The article doesn't contain any LLM output. I use LLMs to ask for advice on coding conventions (especially in rust, since I'm bad at it), and sometimes as part of research (zstd was suggested by chatgpt along with comparisons to similar algorithms).

  • I selfhost Gitea. The instance is crawled by AI crawlers (checked the IPs). They never cloned, they just browse and take it directly from there.

    • For reference, this is how I do it in my Caddyfile:

         (block_ai) {
             @ai_bots {
                 header_regexp User-Agent (?i)(anthropic-ai|ClaudeBot|Claude-Web|Claude-SearchBot|GPTBot|ChatGPT-User|Google-Extended|CCBot|PerplexityBot|ImagesiftBot)
             }
      
             abort @ai_bots
         }
      

      Then, in a specific app block include it via

         import block_ai

    • i run a cgit server on an r720 in my apartment with my code on it and that puppy screams whenever sam wants his code

      blocking openai ips did wonders for the ambient noise levels in my apartment. they're not the only ones obviously, but they're they only ones i had to block to stay sane

      2 replies →

  • Particularly on GitHub, might not even be LLMs, just regular bots looking for committed secrets (AWS keypairs, passwords, etc.)

  • Time to start including deliberate bugs. The correct version is in a private repository.

    • while I think this is a fun idea -- we are in such a dystopian timeline that I fear you will end up being prosecuted under a digital equivalent of various laws like "why did you attack the intruder instead of fleeing" or "you can't simply remove a squatter because its your house, therefore you get an assault charge."

      A kind of "they found this code, therefore you have a duty not to poison their model as they take it." Meanwhile if I scrape a website and discover data I'm not supposed to see (e.g. bank details being publicly visible) then I will go to jail for pointing it out. :(

  • I don't really get why they need to clone in order to scrape ...?

    > It feels weird to think that LLMs are being trained on my code, especially when I'm painfully aware of every corner I'm cutting.

    That's very much expected. That's why the quality of LLM coding agents is like it is. (No offense.)

    The "asking LLMs for advice" part is where the circular aspect starts to come into the picture. Not worse than looking at StackOverflow though which then links to other people who in turn turned to StackOverflow for advice.

Maybe we can poison LLMs with loops of 2 or more self referencing blogs.

  • Only need one, they're not thinking critically about the media they consume during training.

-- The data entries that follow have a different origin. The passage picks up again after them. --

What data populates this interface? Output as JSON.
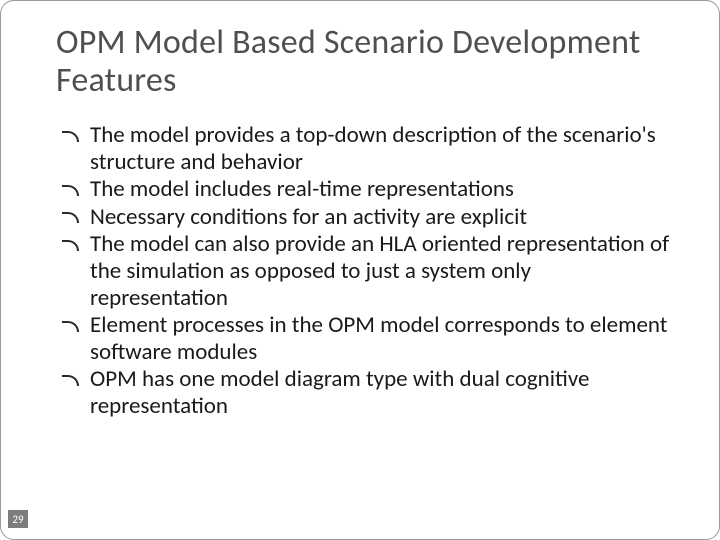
{
  "slide": {
    "title": "OPM Model Based Scenario Development Features",
    "title_fontsize": 34,
    "title_color": "#4f4f4f",
    "bullet_fontsize": 23,
    "bullet_color": "#1a1a1a",
    "bullet_marker_color": "#2a2a2a",
    "background_color": "#ffffff",
    "bullets": [
      "The model provides a top-down description of the scenario's structure and behavior",
      "The model includes real-time representations",
      "Necessary conditions for an activity are explicit",
      "The model can also provide an HLA oriented representation of the simulation as opposed to just a system only representation",
      "Element processes in the OPM model corresponds to element software modules",
      "OPM has one model diagram type with dual cognitive representation"
    ],
    "page_number": "29",
    "page_number_bg": "#7c7c7c",
    "page_number_color": "#ffffff",
    "frame_border_color": "#9a9a9a"
  }
}
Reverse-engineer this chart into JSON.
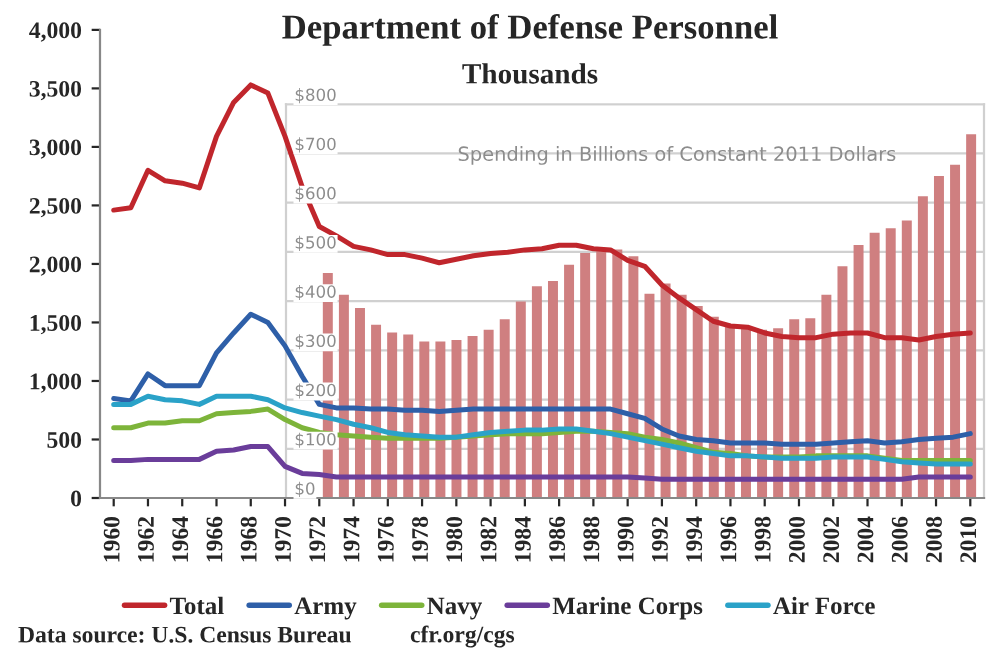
{
  "chart_data": [
    {
      "type": "line",
      "title": "Department of Defense Personnel",
      "subtitle": "Thousands",
      "x": [
        1960,
        1961,
        1962,
        1963,
        1964,
        1965,
        1966,
        1967,
        1968,
        1969,
        1970,
        1971,
        1972,
        1973,
        1974,
        1975,
        1976,
        1977,
        1978,
        1979,
        1980,
        1981,
        1982,
        1983,
        1984,
        1985,
        1986,
        1987,
        1988,
        1989,
        1990,
        1991,
        1992,
        1993,
        1994,
        1995,
        1996,
        1997,
        1998,
        1999,
        2000,
        2001,
        2002,
        2003,
        2004,
        2005,
        2006,
        2007,
        2008,
        2009,
        2010
      ],
      "series": [
        {
          "name": "Total",
          "color": "#c0262c",
          "values": [
            2460,
            2480,
            2800,
            2710,
            2690,
            2650,
            3090,
            3380,
            3530,
            3460,
            3090,
            2660,
            2320,
            2240,
            2150,
            2120,
            2080,
            2080,
            2050,
            2010,
            2040,
            2070,
            2090,
            2100,
            2120,
            2130,
            2160,
            2160,
            2130,
            2120,
            2030,
            1980,
            1820,
            1710,
            1610,
            1510,
            1470,
            1460,
            1410,
            1380,
            1370,
            1370,
            1400,
            1410,
            1410,
            1370,
            1370,
            1350,
            1380,
            1400,
            1410
          ]
        },
        {
          "name": "Army",
          "color": "#2e5fa8",
          "values": [
            850,
            830,
            1060,
            960,
            960,
            960,
            1240,
            1410,
            1570,
            1500,
            1300,
            1040,
            800,
            770,
            770,
            760,
            760,
            750,
            750,
            740,
            750,
            760,
            760,
            760,
            760,
            760,
            760,
            760,
            760,
            760,
            720,
            680,
            590,
            530,
            500,
            490,
            470,
            470,
            470,
            460,
            460,
            460,
            470,
            480,
            490,
            470,
            480,
            500,
            510,
            520,
            550
          ]
        },
        {
          "name": "Navy",
          "color": "#7db43a",
          "values": [
            600,
            600,
            640,
            640,
            660,
            660,
            720,
            730,
            740,
            760,
            670,
            600,
            560,
            540,
            530,
            520,
            510,
            510,
            510,
            510,
            520,
            530,
            540,
            550,
            550,
            550,
            560,
            570,
            570,
            560,
            550,
            520,
            500,
            470,
            430,
            390,
            380,
            360,
            350,
            350,
            350,
            360,
            360,
            360,
            360,
            340,
            320,
            320,
            320,
            320,
            320
          ]
        },
        {
          "name": "Marine Corps",
          "color": "#6a3d9a",
          "values": [
            320,
            320,
            330,
            330,
            330,
            330,
            400,
            410,
            440,
            440,
            270,
            210,
            200,
            180,
            180,
            180,
            180,
            180,
            180,
            180,
            180,
            180,
            180,
            180,
            180,
            180,
            180,
            180,
            180,
            180,
            180,
            170,
            160,
            160,
            160,
            160,
            160,
            160,
            160,
            160,
            160,
            160,
            160,
            160,
            160,
            160,
            160,
            180,
            180,
            180,
            180
          ]
        },
        {
          "name": "Air Force",
          "color": "#2aa2c8",
          "values": [
            800,
            800,
            870,
            840,
            830,
            800,
            870,
            870,
            870,
            840,
            770,
            730,
            700,
            670,
            630,
            600,
            560,
            540,
            530,
            520,
            520,
            540,
            560,
            570,
            580,
            580,
            590,
            590,
            570,
            550,
            520,
            490,
            460,
            430,
            400,
            380,
            360,
            360,
            350,
            340,
            340,
            340,
            350,
            350,
            350,
            330,
            310,
            300,
            290,
            290,
            290
          ]
        }
      ],
      "xlim": [
        1959.2,
        2010.8
      ],
      "xticks": [
        1960,
        1962,
        1964,
        1966,
        1968,
        1970,
        1972,
        1974,
        1976,
        1978,
        1980,
        1982,
        1984,
        1986,
        1988,
        1990,
        1992,
        1994,
        1996,
        1998,
        2000,
        2002,
        2004,
        2006,
        2008,
        2010
      ],
      "ylim": [
        0,
        4000
      ],
      "yticks": [
        {
          "value": 0,
          "label": "0"
        },
        {
          "value": 500,
          "label": "500"
        },
        {
          "value": 1000,
          "label": "1,000"
        },
        {
          "value": 1500,
          "label": "1,500"
        },
        {
          "value": 2000,
          "label": "2,000"
        },
        {
          "value": 2500,
          "label": "2,500"
        },
        {
          "value": 3000,
          "label": "3,000"
        },
        {
          "value": 3500,
          "label": "3,500"
        },
        {
          "value": 4000,
          "label": "4,000"
        }
      ],
      "legend": "bottom",
      "annotations": [
        "Data source: U.S. Census Bureau",
        "cfr.org/cgs"
      ]
    },
    {
      "type": "bar",
      "categories": [
        null,
        null,
        null,
        null,
        null,
        null,
        null,
        null,
        null,
        null,
        null,
        null,
        null,
        null,
        null,
        null,
        null,
        null,
        null,
        null,
        null,
        null,
        null,
        null,
        null,
        null,
        null,
        null,
        null,
        null,
        null,
        null,
        null,
        null,
        null,
        null,
        null,
        null,
        null,
        null,
        null
      ],
      "values": [
        457,
        413,
        386,
        352,
        336,
        332,
        318,
        318,
        321,
        329,
        342,
        363,
        399,
        430,
        441,
        474,
        498,
        501,
        505,
        491,
        415,
        436,
        413,
        390,
        368,
        349,
        349,
        342,
        345,
        363,
        365,
        413,
        471,
        514,
        539,
        548,
        564,
        613,
        654,
        677,
        739
      ],
      "color": "#cf7f80",
      "ylim": [
        0,
        800
      ],
      "yticks": [
        {
          "value": 0,
          "label": "$0"
        },
        {
          "value": 100,
          "label": "$100"
        },
        {
          "value": 200,
          "label": "$200"
        },
        {
          "value": 300,
          "label": "$300"
        },
        {
          "value": 400,
          "label": "$400"
        },
        {
          "value": 500,
          "label": "$500"
        },
        {
          "value": 600,
          "label": "$600"
        },
        {
          "value": 700,
          "label": "$700"
        },
        {
          "value": 800,
          "label": "$800"
        }
      ],
      "grid": "y",
      "tick_labels": "y",
      "annotations": [
        "Spending in Billions of Constant 2011 Dollars"
      ]
    }
  ]
}
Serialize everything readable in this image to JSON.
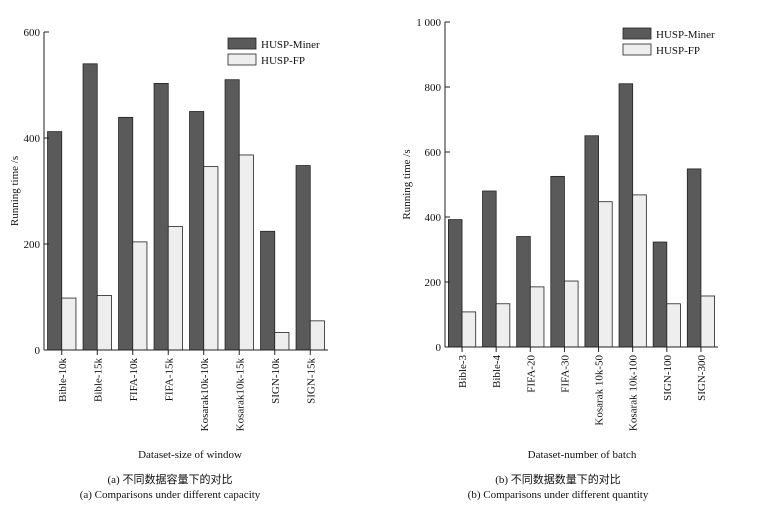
{
  "chart_data": [
    {
      "type": "bar",
      "xlabel": "Dataset-size of window",
      "ylabel": "Running time /s",
      "ylim": [
        0,
        600
      ],
      "yticks": [
        "0",
        "200",
        "400",
        "600"
      ],
      "legend_position": "top-right",
      "categories": [
        "Bible-10k",
        "Bible-15k",
        "FIFA-10k",
        "FIFA-15k",
        "Kosarak10k-10k",
        "Kosarak10k-15k",
        "SIGN-10k",
        "SIGN-15k"
      ],
      "series": [
        {
          "name": "HUSP-Miner",
          "color": "#5a5a5a",
          "values": [
            412,
            540,
            439,
            503,
            450,
            510,
            224,
            348
          ]
        },
        {
          "name": "HUSP-FP",
          "color": "#eeeeee",
          "values": [
            98,
            103,
            204,
            233,
            346,
            368,
            33,
            55
          ]
        }
      ]
    },
    {
      "type": "bar",
      "xlabel": "Dataset-number of batch",
      "ylabel": "Running time /s",
      "ylim": [
        0,
        1000
      ],
      "yticks": [
        "0",
        "200",
        "400",
        "600",
        "800",
        "1 000"
      ],
      "legend_position": "top-right",
      "categories": [
        "Bible-3",
        "Bible-4",
        "FIFA-20",
        "FIFA-30",
        "Kosarak 10k-50",
        "Kosarak 10k-100",
        "SIGN-100",
        "SIGN-300"
      ],
      "series": [
        {
          "name": "HUSP-Miner",
          "color": "#5a5a5a",
          "values": [
            392,
            480,
            340,
            525,
            650,
            810,
            323,
            548
          ]
        },
        {
          "name": "HUSP-FP",
          "color": "#eeeeee",
          "values": [
            108,
            133,
            185,
            203,
            447,
            468,
            133,
            157
          ]
        }
      ]
    }
  ],
  "captions": {
    "a_cn": "(a) 不同数据容量下的对比",
    "a_en": "(a) Comparisons under different capacity",
    "b_cn": "(b) 不同数据数量下的对比",
    "b_en": "(b) Comparisons under different quantity"
  }
}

    • Here's a sad prediction: over the coming few years, AIs will get significantly better at critical evaluation of sources, while humans will get even worse at it.

      6 replies →

    • The secret sauce about having good understanding, taste and style (both for coding and writing) has always been in the fine tuning and RHLF steps. I'd be skeptical if the signals a few GitHub repos or blogs generate at the initial stages of the learning are that critical. There's probably a filter also for good taste on the initial training set and these are so large not even a single full epoch is done on the data these days.

I understand model output put back into training would be an issue, but if model output is guided by multiple prompts and edited by the author to his/her liking wouldn't that at least be marginally useful?

Random aside about training data:

One of the funniest things I've started to notice from Gemini in particular is that in random situations, it talks with english with an agreeable affect that I can only describe as.. Indian? I've never noticed such a thing leak through before. There must be a ton of people in India who are generating new datasets for training.

  • There was a really great article or blog post published in the last few months about the author's very personal experience whose gist was "People complain that I sound/write like an LLM, but it's actually the inverse because I grew up in X where people are taught formal English to sound educated/western, and those areas are now heavily used for LLM training."

    I wish I could find it again, if someone else knows the link please post it!

  • That's very interesting. Any examples you can share which has those agreeable effects?

    • I'm going to do a cursory look through my antigrav history, i want to find it too. I remember it's primarily in the exclamations of agreement/revelation, and one time expressing concern which I remember were slightly off natural for an american english speaker.

      1 reply →

> Ends up being circular if the author used LLM help for this writeup though there are no obvious signs of that.

Great argument for not using AI-assisted tools to write blog posts (especially if you DO use these tools). I wonder how much we're taking for granted in these early phases before it starts to eat itself.